Hello Everyone, I am new to real estate investing and am looking to purchase my first investment property so any advice you can share is greatly appreciated. I am looking at purchasing a 4/2 house that rents for 800 a month. When I run the numbers it looks like I will be lucky to clear 100 a month cash flow but I'm thinking the property should appreciate in value over the next several years and I can sell and move on to something else. The current tenant has a disability and has government help which means I would receive the rent check from the government every month. The tenant takes very good care of the property and wants to stay on the property and in several years have the option of purchasing the property. Is there any kind of deal or contract I can get on paper with them that would benefit the both of us over the course of the next several years until they are able to purchase the property or do I just go by word of mouth and hope for the best? Thanks in advance for your help!
@James Mast While you can have an Option to Purchase contract where the tenant pays you a fee for the option to purchase as some predetermined price (or according to some pricing schedule), these often don't work out. I wouldn't count on it.
It doesn't sound like the house will cash flow, so you are just speculating on appreciation. Some investors do that. But they know what they are doing and take a calculated risk.
Not a good deal. The tennat will never be able to buy th eproperty and cash flow is likley not worth th einvestment. I would walk away.
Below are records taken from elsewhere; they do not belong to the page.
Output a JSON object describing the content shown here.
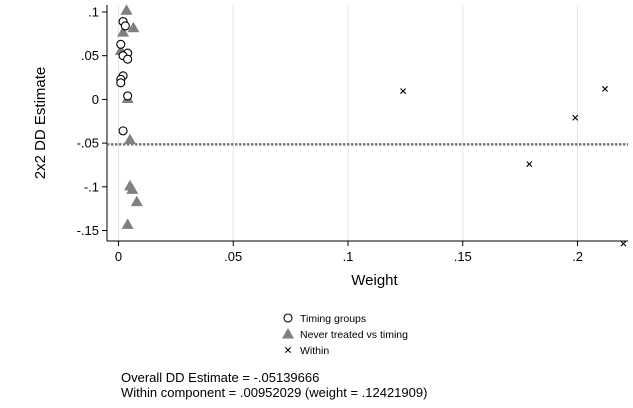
{
  "chart_data": {
    "type": "scatter",
    "xlabel": "Weight",
    "ylabel": "2x2 DD Estimate",
    "xlim": [
      -0.005,
      0.222
    ],
    "ylim": [
      -0.162,
      0.108
    ],
    "x_ticks": [
      {
        "value": 0,
        "label": "0"
      },
      {
        "value": 0.05,
        "label": ".05"
      },
      {
        "value": 0.1,
        "label": ".1"
      },
      {
        "value": 0.15,
        "label": ".15"
      },
      {
        "value": 0.2,
        "label": ".2"
      }
    ],
    "y_ticks": [
      {
        "value": 0.1,
        "label": ".1"
      },
      {
        "value": 0.05,
        "label": ".05"
      },
      {
        "value": 0,
        "label": "0"
      },
      {
        "value": -0.05,
        "label": "-.05"
      },
      {
        "value": -0.1,
        "label": "-.1"
      },
      {
        "value": -0.15,
        "label": "-.15"
      }
    ],
    "grid": "vertical",
    "reference_line": {
      "y": -0.05139666,
      "style": "dotted"
    },
    "legend_position": "bottom-center",
    "series": [
      {
        "name": "Timing groups",
        "marker": "circle-hollow",
        "color": "#000000",
        "points": [
          [
            0.002,
            0.089
          ],
          [
            0.003,
            0.084
          ],
          [
            0.001,
            0.063
          ],
          [
            0.004,
            0.053
          ],
          [
            0.002,
            0.05
          ],
          [
            0.004,
            0.046
          ],
          [
            0.002,
            0.027
          ],
          [
            0.001,
            0.023
          ],
          [
            0.001,
            0.019
          ],
          [
            0.004,
            0.004
          ],
          [
            0.002,
            -0.036
          ]
        ]
      },
      {
        "name": "Never treated vs timing",
        "marker": "triangle",
        "color": "#808080",
        "points": [
          [
            0.0035,
            0.102
          ],
          [
            0.0065,
            0.082
          ],
          [
            0.002,
            0.077
          ],
          [
            0.001,
            0.056
          ],
          [
            0.004,
            0.001
          ],
          [
            0.005,
            -0.046
          ],
          [
            0.005,
            -0.099
          ],
          [
            0.006,
            -0.103
          ],
          [
            0.008,
            -0.117
          ],
          [
            0.004,
            -0.143
          ]
        ]
      },
      {
        "name": "Within",
        "marker": "x",
        "color": "#000000",
        "points": [
          [
            0.124,
            0.0095
          ],
          [
            0.212,
            0.012
          ],
          [
            0.199,
            -0.021
          ],
          [
            0.179,
            -0.074
          ],
          [
            0.22,
            -0.165
          ]
        ]
      }
    ]
  },
  "notes": {
    "line1": "Overall DD Estimate = -.05139666",
    "line2": "Within component = .00952029 (weight = .12421909)"
  }
}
Never count on appreciation when you have next to no cash flow. (unless you are in CA)
@Larry T. @Thomas S. Thanks for your advice! I was leaning towards passing on this property anyway but didn't want to pass up a possible opportunity. Your advice just confirmed my decision to pass on this one and keep looking.
I agree with @Thomas S. In addition to that, your thinking on a very small scale in regards to growth (which I am assuming is because you do not have much capital to start) and that needs to be adjusted. What I mean by that is if you have limited capital then try to leverage; whether it be partnering or leveraging credit, etc. There are a variety of ways to grow at a better pace rather than relying on each asset to spur the next.